New bid to abolish anti-Catholic Act of Settlement

By agency reporter
5 Sep 2010

A bid to reverse the coalition government’s refusal to include abolition of the Act of Settlement within the Freedom (Great Repeal) Bill has been mounted by an SNP MP ahead of the visit by Pope Benedict XVI later this month.

The Scottish Nationalist MP for the Western Isles, Angus MacNeil, rounded on the Deputy Prime Minister after receiving a parliamentary answer advising that the coalition had no plans to end the discriminatory rules of succession.

Now, by building on the public consultation over the Freedom Bill, which was launched by Deputy Prime Minister and appealed for nomination of “laws you would like to remove or change because they restrict your civil liberties”, Mr MacNeil hopes that the government can be made to think again.

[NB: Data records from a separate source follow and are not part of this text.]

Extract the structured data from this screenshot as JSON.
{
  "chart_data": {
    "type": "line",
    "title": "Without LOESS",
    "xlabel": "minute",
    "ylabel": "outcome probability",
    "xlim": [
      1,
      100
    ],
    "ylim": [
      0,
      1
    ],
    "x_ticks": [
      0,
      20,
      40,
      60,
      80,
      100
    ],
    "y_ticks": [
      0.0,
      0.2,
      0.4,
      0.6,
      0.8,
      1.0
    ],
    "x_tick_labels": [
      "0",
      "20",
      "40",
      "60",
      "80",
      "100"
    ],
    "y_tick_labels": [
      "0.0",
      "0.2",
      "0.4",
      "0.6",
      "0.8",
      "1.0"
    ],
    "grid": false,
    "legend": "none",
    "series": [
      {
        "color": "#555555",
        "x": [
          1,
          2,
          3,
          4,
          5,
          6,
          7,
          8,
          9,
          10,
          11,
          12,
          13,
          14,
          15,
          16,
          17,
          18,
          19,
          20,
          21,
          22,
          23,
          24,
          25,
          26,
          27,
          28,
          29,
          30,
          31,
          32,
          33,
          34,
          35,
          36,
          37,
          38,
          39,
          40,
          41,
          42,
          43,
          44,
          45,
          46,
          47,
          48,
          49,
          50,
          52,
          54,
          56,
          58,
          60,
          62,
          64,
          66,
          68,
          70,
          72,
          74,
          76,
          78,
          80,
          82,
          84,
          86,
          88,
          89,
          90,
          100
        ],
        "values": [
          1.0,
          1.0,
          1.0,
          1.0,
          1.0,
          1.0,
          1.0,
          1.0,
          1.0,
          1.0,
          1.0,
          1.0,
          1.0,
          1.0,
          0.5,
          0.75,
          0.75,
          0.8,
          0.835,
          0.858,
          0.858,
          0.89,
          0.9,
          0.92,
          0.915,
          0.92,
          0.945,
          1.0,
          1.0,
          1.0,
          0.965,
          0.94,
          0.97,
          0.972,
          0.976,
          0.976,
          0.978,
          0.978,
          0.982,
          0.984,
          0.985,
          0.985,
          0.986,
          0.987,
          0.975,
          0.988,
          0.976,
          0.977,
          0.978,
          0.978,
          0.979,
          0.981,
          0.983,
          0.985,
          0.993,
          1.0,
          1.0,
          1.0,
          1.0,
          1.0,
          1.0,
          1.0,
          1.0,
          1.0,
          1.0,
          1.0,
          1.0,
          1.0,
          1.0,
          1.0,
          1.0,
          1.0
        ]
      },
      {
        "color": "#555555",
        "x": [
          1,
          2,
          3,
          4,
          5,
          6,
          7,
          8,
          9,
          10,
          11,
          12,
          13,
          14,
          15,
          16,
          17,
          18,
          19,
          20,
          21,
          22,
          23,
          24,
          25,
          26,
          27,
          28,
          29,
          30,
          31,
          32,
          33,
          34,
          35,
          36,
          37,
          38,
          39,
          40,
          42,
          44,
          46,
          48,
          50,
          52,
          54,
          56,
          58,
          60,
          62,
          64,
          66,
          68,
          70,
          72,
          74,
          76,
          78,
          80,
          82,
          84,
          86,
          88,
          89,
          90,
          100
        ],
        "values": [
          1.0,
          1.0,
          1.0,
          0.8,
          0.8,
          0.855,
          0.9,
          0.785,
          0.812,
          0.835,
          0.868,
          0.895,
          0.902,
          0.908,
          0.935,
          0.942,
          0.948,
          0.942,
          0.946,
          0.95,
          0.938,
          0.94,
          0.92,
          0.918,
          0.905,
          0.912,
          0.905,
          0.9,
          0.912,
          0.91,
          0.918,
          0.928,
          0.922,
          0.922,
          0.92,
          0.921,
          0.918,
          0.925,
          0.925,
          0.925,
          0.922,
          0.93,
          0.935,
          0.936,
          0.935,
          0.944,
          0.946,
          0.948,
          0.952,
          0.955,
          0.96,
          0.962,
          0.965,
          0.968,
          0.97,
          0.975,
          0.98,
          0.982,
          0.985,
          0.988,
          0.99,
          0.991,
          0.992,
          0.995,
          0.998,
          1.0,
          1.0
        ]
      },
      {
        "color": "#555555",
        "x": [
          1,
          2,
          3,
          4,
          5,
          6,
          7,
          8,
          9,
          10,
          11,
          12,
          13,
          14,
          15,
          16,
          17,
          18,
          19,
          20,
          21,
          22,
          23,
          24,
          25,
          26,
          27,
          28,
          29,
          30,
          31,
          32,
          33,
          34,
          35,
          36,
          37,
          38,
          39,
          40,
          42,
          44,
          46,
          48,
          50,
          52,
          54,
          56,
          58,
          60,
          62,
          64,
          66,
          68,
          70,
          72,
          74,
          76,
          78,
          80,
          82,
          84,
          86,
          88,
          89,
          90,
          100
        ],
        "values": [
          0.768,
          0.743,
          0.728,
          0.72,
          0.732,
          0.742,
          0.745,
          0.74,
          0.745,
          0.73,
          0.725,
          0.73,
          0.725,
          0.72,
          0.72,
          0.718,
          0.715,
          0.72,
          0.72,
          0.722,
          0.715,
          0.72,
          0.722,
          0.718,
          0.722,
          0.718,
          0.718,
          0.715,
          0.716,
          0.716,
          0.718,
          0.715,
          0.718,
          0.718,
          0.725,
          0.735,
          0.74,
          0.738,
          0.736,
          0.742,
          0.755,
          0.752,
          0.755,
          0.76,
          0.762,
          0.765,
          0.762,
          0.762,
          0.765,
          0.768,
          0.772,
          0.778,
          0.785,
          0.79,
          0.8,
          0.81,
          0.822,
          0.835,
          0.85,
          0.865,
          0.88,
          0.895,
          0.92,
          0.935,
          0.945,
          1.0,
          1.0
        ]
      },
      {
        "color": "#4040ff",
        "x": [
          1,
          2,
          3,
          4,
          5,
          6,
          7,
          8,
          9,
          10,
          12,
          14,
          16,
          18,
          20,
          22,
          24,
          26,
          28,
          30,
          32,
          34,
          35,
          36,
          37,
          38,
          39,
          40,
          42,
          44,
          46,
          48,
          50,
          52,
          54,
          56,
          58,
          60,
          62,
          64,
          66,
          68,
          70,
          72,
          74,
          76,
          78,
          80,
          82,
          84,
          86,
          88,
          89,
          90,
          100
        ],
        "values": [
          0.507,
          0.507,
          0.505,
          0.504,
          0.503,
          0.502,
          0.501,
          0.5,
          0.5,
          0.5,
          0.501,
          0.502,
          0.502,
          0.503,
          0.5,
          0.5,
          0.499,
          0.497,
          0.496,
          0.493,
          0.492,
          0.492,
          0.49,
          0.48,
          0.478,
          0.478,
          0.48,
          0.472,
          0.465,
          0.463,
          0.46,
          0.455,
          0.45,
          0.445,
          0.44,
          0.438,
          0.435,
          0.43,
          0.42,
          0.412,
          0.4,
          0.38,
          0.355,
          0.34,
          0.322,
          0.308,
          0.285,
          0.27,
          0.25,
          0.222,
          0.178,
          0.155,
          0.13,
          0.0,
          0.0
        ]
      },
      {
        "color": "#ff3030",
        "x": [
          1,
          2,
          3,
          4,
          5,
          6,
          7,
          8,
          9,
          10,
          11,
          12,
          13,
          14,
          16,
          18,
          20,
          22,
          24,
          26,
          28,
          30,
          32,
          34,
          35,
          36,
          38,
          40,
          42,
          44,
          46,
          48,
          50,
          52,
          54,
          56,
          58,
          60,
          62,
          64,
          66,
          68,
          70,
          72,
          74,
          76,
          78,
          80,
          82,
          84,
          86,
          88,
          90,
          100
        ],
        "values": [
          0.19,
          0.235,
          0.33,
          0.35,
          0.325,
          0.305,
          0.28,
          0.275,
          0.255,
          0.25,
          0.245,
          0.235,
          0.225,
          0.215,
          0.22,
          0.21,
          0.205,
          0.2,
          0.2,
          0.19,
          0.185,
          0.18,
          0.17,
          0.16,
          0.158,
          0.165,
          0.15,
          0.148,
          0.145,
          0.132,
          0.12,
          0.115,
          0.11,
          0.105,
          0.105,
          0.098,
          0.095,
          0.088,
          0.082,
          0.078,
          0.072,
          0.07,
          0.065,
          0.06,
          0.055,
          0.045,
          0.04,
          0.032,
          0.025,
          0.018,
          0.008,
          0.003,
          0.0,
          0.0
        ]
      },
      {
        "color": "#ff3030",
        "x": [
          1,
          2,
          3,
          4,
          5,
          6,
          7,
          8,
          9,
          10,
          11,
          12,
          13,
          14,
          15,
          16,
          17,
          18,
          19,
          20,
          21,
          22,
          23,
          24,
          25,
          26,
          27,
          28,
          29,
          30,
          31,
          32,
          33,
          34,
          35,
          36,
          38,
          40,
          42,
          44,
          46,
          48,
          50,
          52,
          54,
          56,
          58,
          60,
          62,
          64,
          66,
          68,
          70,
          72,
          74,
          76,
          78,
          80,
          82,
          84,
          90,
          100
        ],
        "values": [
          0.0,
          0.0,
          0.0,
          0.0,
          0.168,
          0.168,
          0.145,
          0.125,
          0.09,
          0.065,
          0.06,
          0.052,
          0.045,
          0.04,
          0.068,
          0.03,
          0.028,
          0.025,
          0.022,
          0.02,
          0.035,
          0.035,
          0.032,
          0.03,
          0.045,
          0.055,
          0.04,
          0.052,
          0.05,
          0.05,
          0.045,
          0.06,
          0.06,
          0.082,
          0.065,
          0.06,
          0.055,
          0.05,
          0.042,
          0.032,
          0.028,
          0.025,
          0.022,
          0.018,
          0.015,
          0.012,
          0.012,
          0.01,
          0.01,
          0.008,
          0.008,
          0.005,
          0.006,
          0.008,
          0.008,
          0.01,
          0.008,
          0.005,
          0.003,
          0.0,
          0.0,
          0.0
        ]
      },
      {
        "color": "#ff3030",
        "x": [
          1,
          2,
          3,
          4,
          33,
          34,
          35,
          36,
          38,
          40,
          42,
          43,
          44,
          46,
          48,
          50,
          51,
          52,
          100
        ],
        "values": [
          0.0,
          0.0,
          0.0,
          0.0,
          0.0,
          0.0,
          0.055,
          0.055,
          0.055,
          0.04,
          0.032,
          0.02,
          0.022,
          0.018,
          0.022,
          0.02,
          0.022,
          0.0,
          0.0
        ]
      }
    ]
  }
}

Mr MacNeil declared: “The Act of Settlement represents clear institutional discrimination against millions of our fellow citizens, and the coalition government’s refusal to consider its repeal is lamentable.

He continued: “Nick Clegg has lauded the Freedom Bill, and fancies himself as a great reformer, but his words are not matched by actions or even intentions. There is no better example of an outdated law that should be removed from the statute book and, with Pope Benedict visiting in juts a few weeks, we need to put this on the agenda.

“This is an issue of cross-party and cross-faith concern. The Act is state sectarianism and has no place in a modern society.

“The Scottish Parliament, Scottish Government and Catholic church in Scotland have long called for this institutional discrimination to come to an end to send a signal to society as a whole that religious discrimination of any kind and at any level is unacceptable.

“Changing the Act of Settlement allows us to deal with a fundamental issue of discrimination; it enables us to state clearly that discrimination is unacceptable and will not be tolerated in a modern country.

“The UK Government must act to bring forward real reforms and end institutional discrimination however high up it is,” concluded the MP.